Na razie tradycyjny strój zdejmą sędziowie orzekający w sprawach rodzinnych i cywilnych, ale dla brytyjskiego systemu sądowniczego to i tak wielka rewolucja. Ubiór sędziowski nie był bowiem zmieniany od 300 lat.
– Wielu sędziów było przeciwnych zmianom, bo uważa, że jest to odejście od tradycji – mówi naczelny sędzia lord Philips, który postanowił wprowadzić reformę.
Sędziowie Sądu Najwyższego i ci zajmujący się sprawami kryminalnymi będą wciąż zasiadać w perukach i ciężkich togach. Tłumaczą, że ubiór nadaje im niezbędny autorytet, a nakrycie głowy utrudnia skazanym przez nich przestępcom rozpoznanie ich na ulicy.
Sędziów w sprawach rodzinnych i cywilnych udało się jednak przekonać, że system sądowniczy musi być bliżej obywatela.
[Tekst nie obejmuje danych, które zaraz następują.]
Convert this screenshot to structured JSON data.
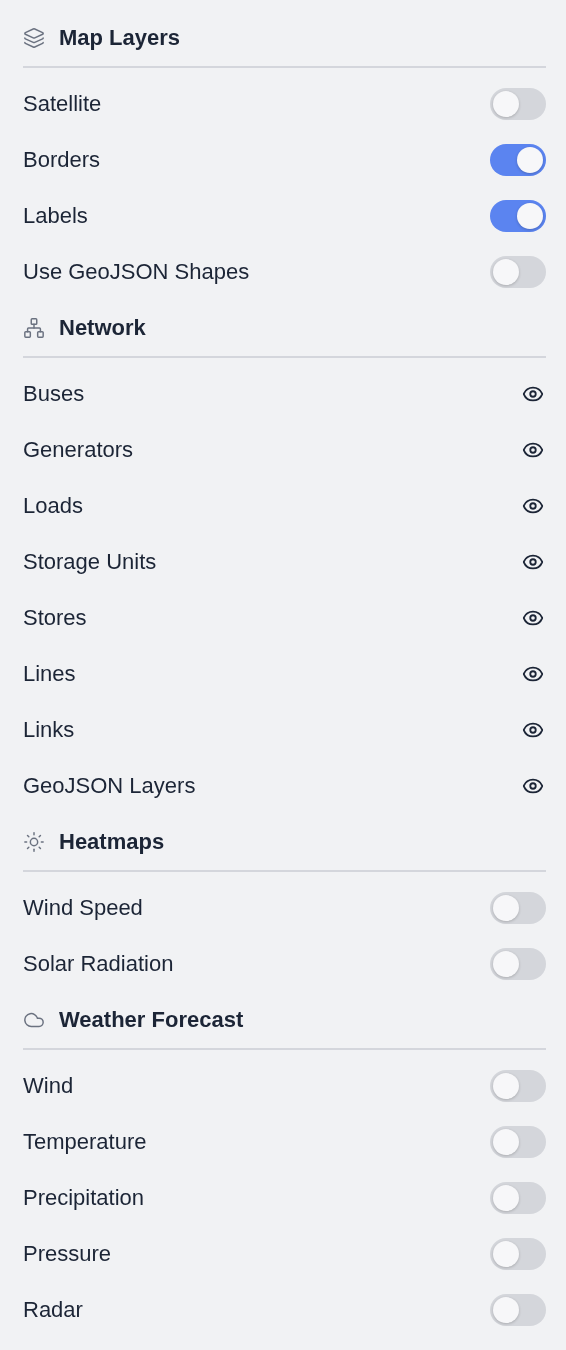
{
  "sections": [
    {
      "title": "Map Layers",
      "items": [
        {
          "kind": "toggle",
          "label": "Satellite",
          "on": false
        },
        {
          "kind": "toggle",
          "label": "Borders",
          "on": true
        },
        {
          "kind": "toggle",
          "label": "Labels",
          "on": true
        },
        {
          "kind": "toggle",
          "label": "Use GeoJSON Shapes",
          "on": false
        }
      ]
    },
    {
      "title": "Network",
      "items": [
        {
          "kind": "visibility",
          "label": "Buses",
          "visible": true
        },
        {
          "kind": "visibility",
          "label": "Generators",
          "visible": true
        },
        {
          "kind": "visibility",
          "label": "Loads",
          "visible": true
        },
        {
          "kind": "visibility",
          "label": "Storage Units",
          "visible": true
        },
        {
          "kind": "visibility",
          "label": "Stores",
          "visible": true
        },
        {
          "kind": "visibility",
          "label": "Lines",
          "visible": true
        },
        {
          "kind": "visibility",
          "label": "Links",
          "visible": true
        },
        {
          "kind": "visibility",
          "label": "GeoJSON Layers",
          "visible": true
        }
      ]
    },
    {
      "title": "Heatmaps",
      "items": [
        {
          "kind": "toggle",
          "label": "Wind Speed",
          "on": false
        },
        {
          "kind": "toggle",
          "label": "Solar Radiation",
          "on": false
        }
      ]
    },
    {
      "title": "Weather Forecast",
      "items": [
        {
          "kind": "toggle",
          "label": "Wind",
          "on": false
        },
        {
          "kind": "toggle",
          "label": "Temperature",
          "on": false
        },
        {
          "kind": "toggle",
          "label": "Precipitation",
          "on": false
        },
        {
          "kind": "toggle",
          "label": "Pressure",
          "on": false
        },
        {
          "kind": "toggle",
          "label": "Radar",
          "on": false
        }
      ]
    }
  ]
}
Jednym z koronnych argumentów było to, że do tej pory wzbudzali przerażenie u dzieci.
– To sensowna zmiana. Sędziowie rozstrzygający drobne ludzkie sprawy nie będą wzbudzać niepotrzebnego lęku i zniechęcać ludzi do pójścia do sądu. Ale tam, gdzie sędzia musi występować jako wyrocznia, za którą stoi cały system sprawiedliwości, będzie nosił wciąż strój budzący respekt – mówi „Rz” autor książki „Jesteśmy Brytyjczykami” Ian Aitch.